Título Original: Violeta

Autor: Isabel Allende

Editora: Porto Editora

Edição: 1ª Edição

Lançamento: Janeiro de 2022

Páginas: 360

ISBN: 978-972-0-03529-5

Classificação: 4 em 5

 

Sinopse: Violeta del Valle é a primeira rapariga numa família de cinco irmãos truculentos. Nasce num dia de tempestade, em 1920, quando ainda se sentem os efeitos devastadores da Grande Guerra e a gripe espanhola chega ao seu país natal, na América do Sul.

Graças à ação determinada do pai, a família sairá incólume desta crise, apenas para ter de enfrentar uma outra: a Grande Depressão. A elegante vida urbana que Violeta conhecia até então muda drasticamente. Os Del Valle são forçados a viver numa região selvagem e remota, onde Violeta atinge a maioridade e viverá o primeiro amor.
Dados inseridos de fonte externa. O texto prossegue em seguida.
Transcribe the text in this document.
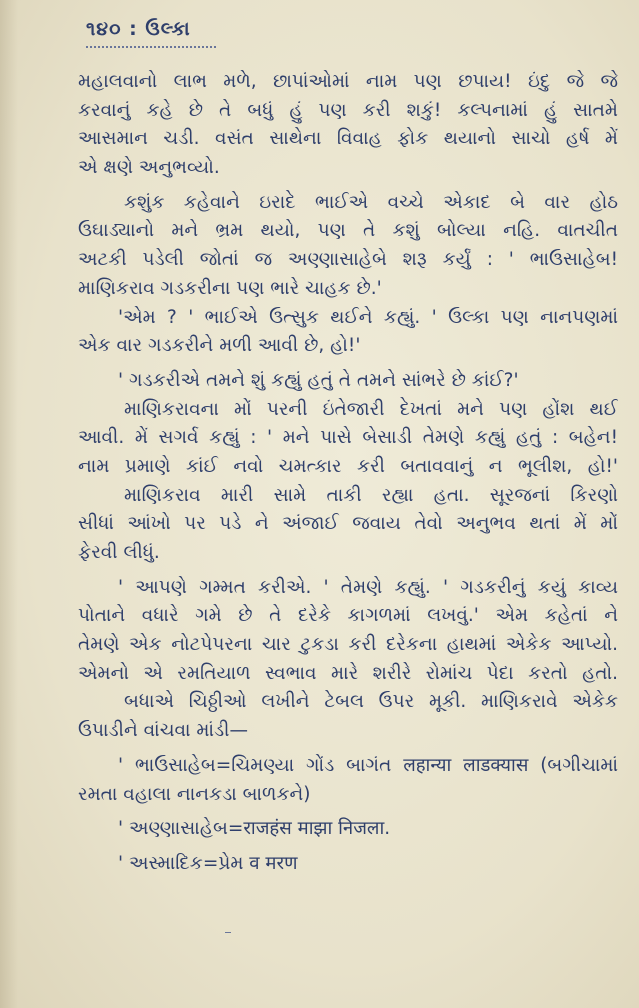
૧૪૦ : ઉલ્કા
મહાલવાનો લાભ મળે, છાપાંઓમાં નામ પણ છપાય! ઇંદુ જે જે
કરવાનું કહે છે તે બધું હું પણ કરી શકું! કલ્પનામાં હું સાતમે
આસમાન ચડી. વસંત સાથેના વિવાહ ફોક થયાનો સાચો હર્ષ મેં
એ ક્ષણે અનુભવ્યો.
કશુંક કહેવાને ઇરાદે ભાઈએ વચ્ચે એકાદ બે વાર હોઠ
ઉઘાડ્યાનો મને ભ્રમ થયો, પણ તે કશું બોલ્યા નહિ. વાતચીત
અટકી પડેલી જોતાં જ અણ્ણાસાહેબે શરૂ કર્યું : ' ભાઉસાહેબ!
માણિકરાવ ગડકરીના પણ ભારે ચાહક છે.'
'એમ ? ' ભાઈએ ઉત્સુક થઈને કહ્યું. ' ઉલ્કા પણ નાનપણમાં
એક વાર ગડકરીને મળી આવી છે, હો!'
' ગડકરીએ તમને શું કહ્યું હતું તે તમને સાંભરે છે કાંઈ?'
માણિકરાવના મોં પરની ઇંતેજારી દેખતાં મને પણ હોંશ થઈ
આવી. મેં સગર્વ કહ્યું : ' મને પાસે બેસાડી તેમણે કહ્યું હતું : બહેન!
નામ પ્રમાણે કાંઈ નવો ચમત્કાર કરી બતાવવાનું ન ભૂલીશ, હો!'
માણિકરાવ મારી સામે તાકી રહ્યા હતા. સૂરજનાં કિરણો
સીધાં આંખો પર પડે ને અંજાઈ જવાય તેવો અનુભવ થતાં મેં મોં
ફેરવી લીધું.
' આપણે ગમ્મત કરીએ. ' તેમણે કહ્યું. ' ગડકરીનું કયું કાવ્ય
પોતાને વધારે ગમે છે તે દરેકે કાગળમાં લખવું.' એમ કહેતાં ને
તેમણે એક નોટપેપરના ચાર ટુકડા કરી દરેકના હાથમાં એકેક આપ્યો.
એમનો એ રમતિયાળ સ્વભાવ મારે શરીરે રોમાંચ પેદા કરતો હતો.
બધાએ ચિઠ્ઠીઓ લખીને ટેબલ ઉપર મૂકી. માણિકરાવે એકેક
ઉપાડીને વાંચવા માંડી—
' ભાઉસાહેબ=ચિમણ્યા ગોંડ બાગંત लहान्या लाडक्यास (બગીચામાં
રમતા વહાલા નાનકડા બાળકને)
' અણ્ણાસાહેબ=राजहंस माझा निजला.
' અસ્માદિક=પ્રેમ व मरण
Décadas depois, numa longa carta dirigida ao seu companheiro espiritual, o mais profundo amor da sua longa existência, Violeta relembra desgostos amorosos e apaixonadas relações, momentos de pobreza e de prosperidade, perdas terríveis e alegrias imensas. A sua vida será moldada por alguns dos momentos mais importantes da História: a luta pelos direitos da mulher, a ascensão e queda de tiranos, os ecos longínquos da Segunda Guerra Mundial.

 

Opinião: Isabel Allende lançou um autêntico livro de memórias perante a vida de Violeta, a personagem que dá vida ao romance com o próprio nome. Nesta história rapidamente conheci Violeta del Valle, uma mulher que ao completar o seu centenário dá vida às palavras através de escritos do que foi a sua vida ao longo do tempo, num testemunho que pretende deixar ao neto Camilo perante as verdades pessoais e familiares que passaram por vários momentos históricos como a Grande Guerra, a gripe espanhola, a Grande Depressão e até ao fim já com o nosso conhecido de forma presencial Coronavírus.
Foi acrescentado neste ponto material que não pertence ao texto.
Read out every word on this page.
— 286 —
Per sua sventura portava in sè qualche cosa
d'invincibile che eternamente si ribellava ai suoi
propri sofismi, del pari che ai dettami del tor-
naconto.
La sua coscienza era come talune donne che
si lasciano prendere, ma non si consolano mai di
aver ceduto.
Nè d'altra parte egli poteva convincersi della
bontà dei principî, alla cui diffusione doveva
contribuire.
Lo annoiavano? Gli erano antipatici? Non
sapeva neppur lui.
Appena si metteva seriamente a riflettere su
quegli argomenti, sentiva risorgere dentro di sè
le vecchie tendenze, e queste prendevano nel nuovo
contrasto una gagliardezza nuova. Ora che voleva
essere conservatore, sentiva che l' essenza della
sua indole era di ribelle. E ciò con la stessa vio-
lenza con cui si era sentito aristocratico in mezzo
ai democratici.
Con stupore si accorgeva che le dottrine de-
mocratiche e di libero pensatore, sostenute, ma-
Nesta saga familiar fui convidado a viver o amor pelos olhos de Violeta que sempre contou com a amizade e a presença familiar nas suas batalhas. Mulher que viveu apaixonada, conhecendo vários momentos perante os homens com que se deixou apaixonar, foi mãe e lutadora, avó com esperança. Das fugas para fugir dos conflitos sociais, a doença incorporada pela resignação, os bons momentos familiares e com amigos, as perdas e a paixão, esta mulher transmite agora na sua escrita os seus altos e baixos sem esquecer a luta pelos direitos femininos e a diferença de classes sempre existente e com que lutou.

Percebendo o ciclo vicioso do Chile e que muitas vezes rondava entre os mais próximos de Violeta, onde ligações criminosas, cartéis de droga, golpes militares, espionagem e economia sempre abalavam a forma de seguir em frente desta mulher que nunca baixou os braços por lutar pelo bem por quem permaneceu do seu lado ao longo das várias fases pelas quais passou com os homens que amou, filhos e irmãos, tios e amigos que sempre foram permanecendo mesmo perante as deslocações pelas vicissitudes da vida que assim o exigiam. 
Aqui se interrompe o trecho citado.